Etre le maître des horloges, c’était la prétention d’Emmanuel Macron. Les gilets jaunes l’ont ramené à la réalité. Le calendrier gouvernemental est déréglé. Pas de chance pour la loi d’orientation des mobilités, LOM promise, attendue, tard venue. Elle a pour premier objet, comme l’a rappelé Elisabeth Borne en présentant le projet de loi, de combler les lacunes concernant 80 % du territoire et 30 % des Français. On dirait bien que ce sont ceux qui viennent de se faire entendre. La loi voulait apporter de bonnes réponses à une question qu’on savait menaçante. Elle a été devancée par une jacquerie qu’on ne peut réduire à la mobilité mais dont les signes de reconnaissance et les premiers lieux d’intervention, les gilets et les péages, montrent à quel point la question est cruciale.
Décalée, la réponse vaut tout de même la peine d’être entendue. Il s’agit pour commencer de donner aux collectivités territoriales le moyen d’organiser les déplacements dans les territoires qu’on dit orphelins ou délaissés. D’ici le 1er janvier 2021, les communautés de communes deviendront autorités organisatrices de la mobilité (AOM) dans l’ensemble du pays ; à défaut, les régions, dont le rôle de chef de file est conforté, seront invitées à exercer cette compétence.
Qu’y feront ces autorités ? Dans ces territoires, la massification n’a pas de sens, et l’on n’a quasiment pas d’autre solution que de se déplacer en automobile. Ce sera le cas demain comme aujourd’hui… Le permis de conduire, toujours plus nécessaire, sera donc plus rapide et moins cher. Surtout, grâce aux technologies nouvelles, on pense tenir la solution miracle, qui fera le moins de mal à la fois au portefeuille et au climat. Va donc pour l’auto, mais pas pour l’auto solo. L’essor du covoiturage, de l’autopartage ou du transport à la demande semble parfaitement adapté. L’Etat se veut régulateur, à l’écoute des initiatives prises dans les territoires, et levant les obstacles à leur développement massif. Et l’UTP se félicite que le financement des plates-formes grâce aux nouvelles AOM soit ainsi sécurisé.

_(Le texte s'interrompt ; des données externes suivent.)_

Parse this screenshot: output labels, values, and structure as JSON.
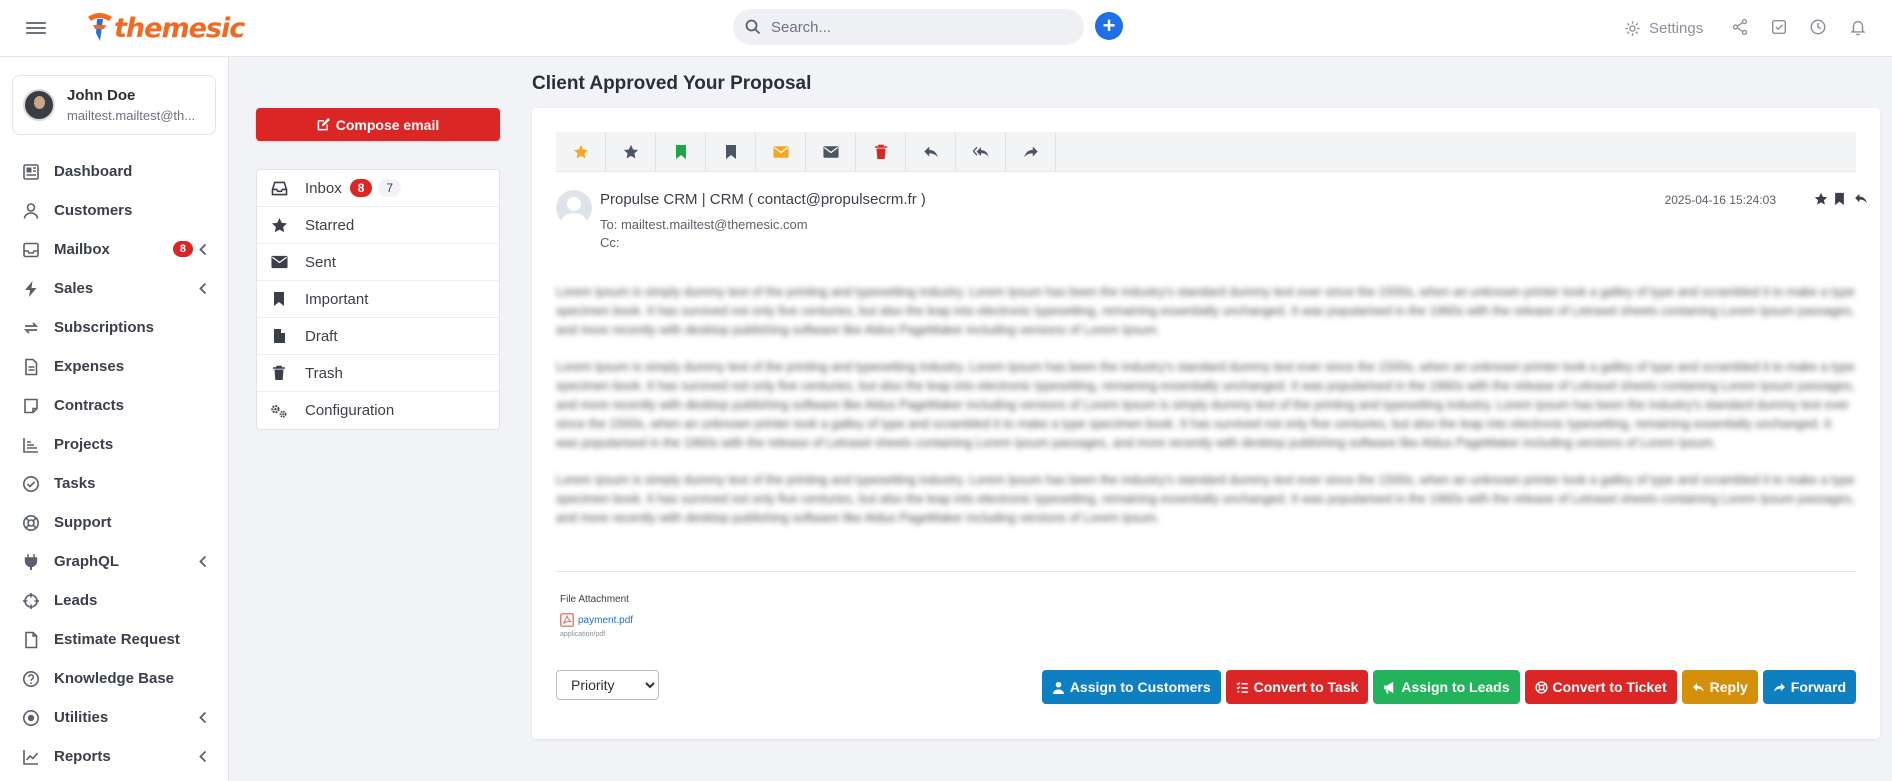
{
  "brand": {
    "name": "themesic",
    "logo_color": "#f26a21"
  },
  "search": {
    "placeholder": "Search..."
  },
  "header": {
    "settings_label": "Settings"
  },
  "user": {
    "name": "John Doe",
    "email": "mailtest.mailtest@th..."
  },
  "nav": [
    {
      "label": "Dashboard",
      "icon": "dashboard-icon"
    },
    {
      "label": "Customers",
      "icon": "user-icon"
    },
    {
      "label": "Mailbox",
      "icon": "inbox-icon",
      "badge": "8",
      "chevron": true
    },
    {
      "label": "Sales",
      "icon": "bolt-icon",
      "chevron": true
    },
    {
      "label": "Subscriptions",
      "icon": "refresh-icon"
    },
    {
      "label": "Expenses",
      "icon": "document-icon"
    },
    {
      "label": "Contracts",
      "icon": "contract-icon"
    },
    {
      "label": "Projects",
      "icon": "chart-icon"
    },
    {
      "label": "Tasks",
      "icon": "check-circle-icon"
    },
    {
      "label": "Support",
      "icon": "lifebuoy-icon"
    },
    {
      "label": "GraphQL",
      "icon": "plug-icon",
      "chevron": true
    },
    {
      "label": "Leads",
      "icon": "crosshair-icon"
    },
    {
      "label": "Estimate Request",
      "icon": "file-icon"
    },
    {
      "label": "Knowledge Base",
      "icon": "question-icon"
    },
    {
      "label": "Utilities",
      "icon": "dot-circle-icon",
      "chevron": true
    },
    {
      "label": "Reports",
      "icon": "line-chart-icon",
      "chevron": true
    }
  ],
  "compose": {
    "label": "Compose email"
  },
  "folders": {
    "inbox": {
      "label": "Inbox",
      "unread": "8",
      "total": "7"
    },
    "starred": {
      "label": "Starred"
    },
    "sent": {
      "label": "Sent"
    },
    "important": {
      "label": "Important"
    },
    "draft": {
      "label": "Draft"
    },
    "trash": {
      "label": "Trash"
    },
    "configuration": {
      "label": "Configuration"
    }
  },
  "email": {
    "title": "Client Approved Your Proposal",
    "sender": "Propulse CRM | CRM ( contact@propulsecrm.fr )",
    "to": "To: mailtest.mailtest@themesic.com",
    "cc": "Cc:",
    "date": "2025-04-16 15:24:03",
    "body": [
      "Lorem Ipsum is simply dummy text of the printing and typesetting industry. Lorem Ipsum has been the industry's standard dummy text ever since the 1500s, when an unknown printer took a galley of type and scrambled it to make a type specimen book. It has survived not only five centuries, but also the leap into electronic typesetting, remaining essentially unchanged. It was popularised in the 1960s with the release of Letraset sheets containing Lorem Ipsum passages, and more recently with desktop publishing software like Aldus PageMaker including versions of Lorem Ipsum.",
      "Lorem Ipsum is simply dummy text of the printing and typesetting industry. Lorem Ipsum has been the industry's standard dummy text ever since the 1500s, when an unknown printer took a galley of type and scrambled it to make a type specimen book. It has survived not only five centuries, but also the leap into electronic typesetting, remaining essentially unchanged. It was popularised in the 1960s with the release of Letraset sheets containing Lorem Ipsum passages, and more recently with desktop publishing software like Aldus PageMaker including versions of Lorem Ipsum is simply dummy text of the printing and typesetting industry. Lorem Ipsum has been the industry's standard dummy text ever since the 1500s, when an unknown printer took a galley of type and scrambled it to make a type specimen book. It has survived not only five centuries, but also the leap into electronic typesetting, remaining essentially unchanged. It was popularised in the 1960s with the release of Letraset sheets containing Lorem Ipsum passages, and more recently with desktop publishing software like Aldus PageMaker including versions of Lorem Ipsum.",
      "Lorem Ipsum is simply dummy text of the printing and typesetting industry. Lorem Ipsum has been the industry's standard dummy text ever since the 1500s, when an unknown printer took a galley of type and scrambled it to make a type specimen book. It has survived not only five centuries, but also the leap into electronic typesetting, remaining essentially unchanged. It was popularised in the 1960s with the release of Letraset sheets containing Lorem Ipsum passages, and more recently with desktop publishing software like Aldus PageMaker including versions of Lorem Ipsum."
    ],
    "attachment_label": "File Attachment",
    "attachment_name": "payment.pdf",
    "attachment_type": "application/pdf",
    "priority_value": "Priority"
  },
  "actions": [
    {
      "label": "Assign to Customers",
      "color": "#0e7fc0",
      "icon": "user-icon"
    },
    {
      "label": "Convert to Task",
      "color": "#dc2626",
      "icon": "tasks-icon"
    },
    {
      "label": "Assign to Leads",
      "color": "#22b35b",
      "icon": "megaphone-icon"
    },
    {
      "label": "Convert to Ticket",
      "color": "#dc2626",
      "icon": "lifebuoy-icon"
    },
    {
      "label": "Reply",
      "color": "#d4900b",
      "icon": "reply-icon"
    },
    {
      "label": "Forward",
      "color": "#0e7fc0",
      "icon": "forward-icon"
    }
  ],
  "toolbar_colors": {
    "star_active": "#f5a623",
    "star": "#4b5563",
    "bookmark_green": "#22a34a",
    "bookmark": "#4b5563",
    "envelope_orange": "#f5a623",
    "envelope": "#4b5563",
    "trash": "#dc2626",
    "reply": "#4b5563"
  }
}
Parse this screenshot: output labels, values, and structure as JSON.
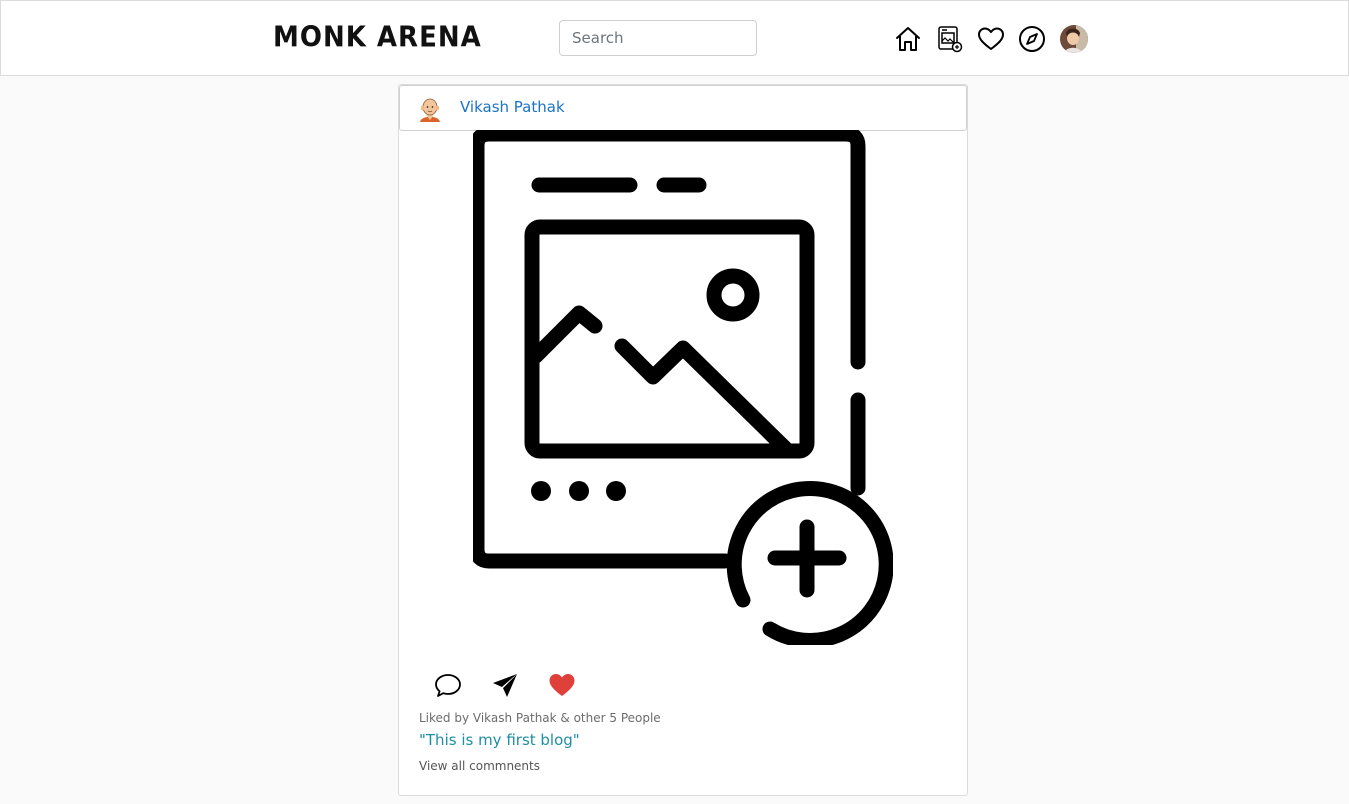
{
  "app": {
    "logo_text": "MONK ARENA"
  },
  "search": {
    "placeholder": "Search",
    "value": ""
  },
  "nav": {
    "icons": [
      "home-icon",
      "new-post-icon",
      "heart-icon",
      "explore-compass-icon",
      "profile-avatar"
    ]
  },
  "post": {
    "username": "Vikash Pathak",
    "likes_text": "Liked by Vikash Pathak & other 5 People",
    "caption": "\"This is my first blog\"",
    "view_comments": "View all commnents",
    "liked": true,
    "like_color": "#e0403a"
  },
  "colors": {
    "username_link": "#1a73c8",
    "caption": "#1f8fa3",
    "background": "#fafafa"
  }
}
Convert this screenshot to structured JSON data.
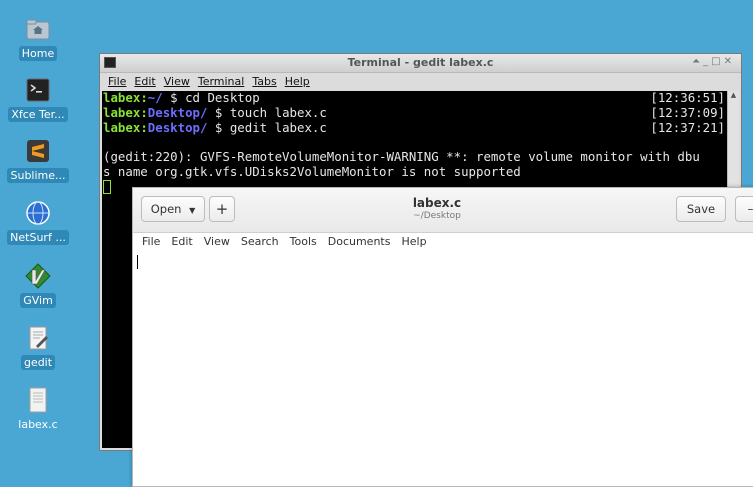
{
  "desktop": {
    "icons": [
      {
        "label": "Home",
        "icon": "home-folder-icon"
      },
      {
        "label": "Xfce Ter...",
        "icon": "terminal-icon"
      },
      {
        "label": "Sublime...",
        "icon": "sublime-text-icon"
      },
      {
        "label": "NetSurf ...",
        "icon": "netsurf-globe-icon"
      },
      {
        "label": "GVim",
        "icon": "gvim-icon"
      },
      {
        "label": "gedit",
        "icon": "gedit-icon"
      },
      {
        "label": "labex.c",
        "icon": "text-file-icon"
      }
    ]
  },
  "terminal": {
    "title": "Terminal - gedit labex.c",
    "menu": [
      "File",
      "Edit",
      "View",
      "Terminal",
      "Tabs",
      "Help"
    ],
    "lines": [
      {
        "user": "labex",
        "path": "~/",
        "cmd": " $ cd Desktop",
        "time": "[12:36:51]"
      },
      {
        "user": "labex",
        "path": "Desktop/",
        "cmd": " $ touch labex.c",
        "time": "[12:37:09]"
      },
      {
        "user": "labex",
        "path": "Desktop/",
        "cmd": " $ gedit labex.c",
        "time": "[12:37:21]"
      }
    ],
    "warning_line1": "(gedit:220): GVFS-RemoteVolumeMonitor-WARNING **: remote volume monitor with dbu",
    "warning_line2": "s name org.gtk.vfs.UDisks2VolumeMonitor is not supported"
  },
  "gedit": {
    "open_label": "Open",
    "new_tab_label": "+",
    "title": "labex.c",
    "subtitle": "~/Desktop",
    "save_label": "Save",
    "menu": [
      "File",
      "Edit",
      "View",
      "Search",
      "Tools",
      "Documents",
      "Help"
    ]
  }
}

Elisabeth Borne insiste sur le travail de concertation lancé par les Assises des mobilités conduisant au projet de LOM et devant se poursuivre tout au long de l’adoption de la loi. C’est indéniable, et les élus ou les associations ont eu plutôt des réactions positives. Dans le genre : bonne direction mais peut mieux faire. C’est en substance ce que dit Thierry Mallet, président de l’UTP : la LOM donne un cadre juridique et des financements mais l’essentiel du travail est devant nous pour trouver des solutions pérennes.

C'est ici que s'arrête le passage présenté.